Source analysis Closed beta
Most scanners pattern-match within a single file. Rowan builds a call graph for your whole project and follows tainted data from source to sink across imports and function calls — which is where real vulnerabilities actually live. Built specifically for AI infrastructure.
The limitation
An SSRF that spans two files and an async method won’t appear in a single-file regex scan. Rowan follows the full chain and shows exactly where it breaks.
Coverage
Cross-file taint
HTTP params, CLI args, env vars — followed to dangerous sinks across files and function boundaries.
AI/ML sink models
torch.load(), trust_remote_code=True, apply_chat_template() — modelled as distinct attack surfaces.
Model file scanning
Static analysis of checkpoint files, GGUF, SafeTensors, and Keras .h5 before they are loaded.
Reachability-aware SCA
Only surfaces CVEs your code can actually trigger. Unreachable vulnerabilities are suppressed.
Prompt injection
Taint flows into LLM system prompts, RAG contexts, and Jinja2 template rendering.
Framework patterns
Named rules for LangChain, Keras importlib, OmegaConf, ONNX Hub, Gradio, and others.
Architecture
Output
Every finding is scored 0–100% based on source clarity, taint path length, and whether known sanitizers were detected in the path. High-confidence findings are direct exploits. Lower scores identify patterns worth reviewing. Filter to 80%+ to separate signal from noise.

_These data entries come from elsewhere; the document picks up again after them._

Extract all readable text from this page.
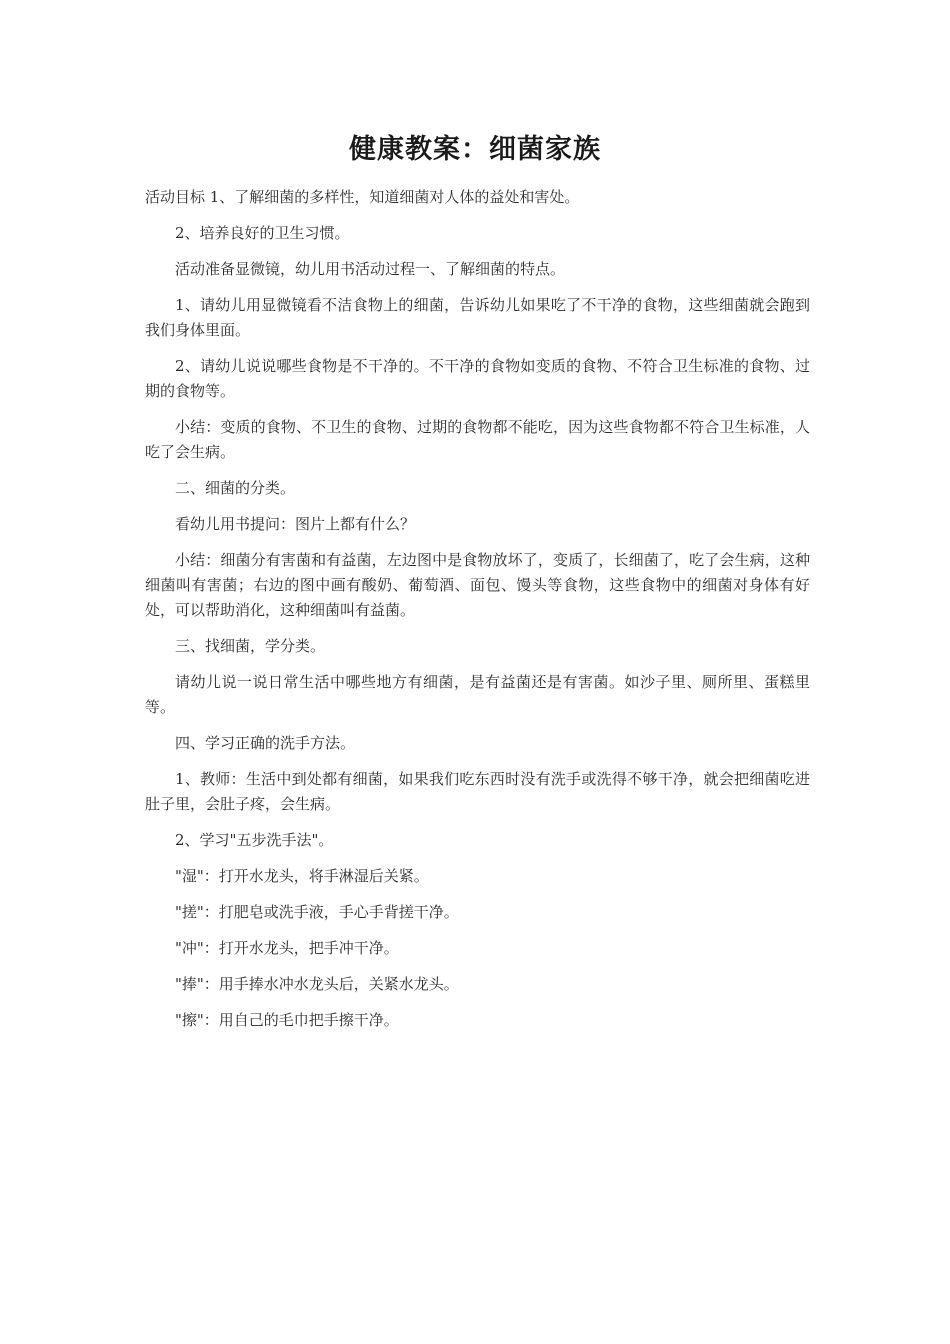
健康教案：细菌家族

活动目标 1、了解细菌的多样性，知道细菌对人体的益处和害处。

2、培养良好的卫生习惯。

活动准备显微镜，幼儿用书活动过程一、了解细菌的特点。

1、请幼儿用显微镜看不洁食物上的细菌，告诉幼儿如果吃了不干净的食物，这些细菌就会跑到我们身体里面。

2、请幼儿说说哪些食物是不干净的。不干净的食物如变质的食物、不符合卫生标准的食物、过期的食物等。

小结：变质的食物、不卫生的食物、过期的食物都不能吃，因为这些食物都不符合卫生标准，人吃了会生病。

二、细菌的分类。

看幼儿用书提问：图片上都有什么？

小结：细菌分有害菌和有益菌，左边图中是食物放坏了，变质了，长细菌了，吃了会生病，这种细菌叫有害菌；右边的图中画有酸奶、葡萄酒、面包、馒头等食物，这些食物中的细菌对身体有好处，可以帮助消化，这种细菌叫有益菌。

三、找细菌，学分类。

请幼儿说一说日常生活中哪些地方有细菌，是有益菌还是有害菌。如沙子里、厕所里、蛋糕里等。

四、学习正确的洗手方法。

1、教师：生活中到处都有细菌，如果我们吃东西时没有洗手或洗得不够干净，就会把细菌吃进肚子里，会肚子疼，会生病。

2、学习"五步洗手法"。

"湿"：打开水龙头，将手淋湿后关紧。

"搓"：打肥皂或洗手液，手心手背搓干净。

"冲"：打开水龙头，把手冲干净。

"捧"：用手捧水冲水龙头后，关紧水龙头。

"擦"：用自己的毛巾把手擦干净。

| SARIF 2.1 | IDE and GitHub Advanced Security |
| JSON | Programmatic integration |
| HTML | Shareable report |
| CSV | Ticket import |
| CycloneDX AI-BOM | Supply chain attestation |
Setup
Runs locally with no infrastructure required. Also available as a FastAPI web service with project management, triage dashboard, and REST endpoints for CI integration.
Changed-file scanning, PR security gates, and a GitHub Actions template are included. The free Gemini API tier is sufficient for most repositories.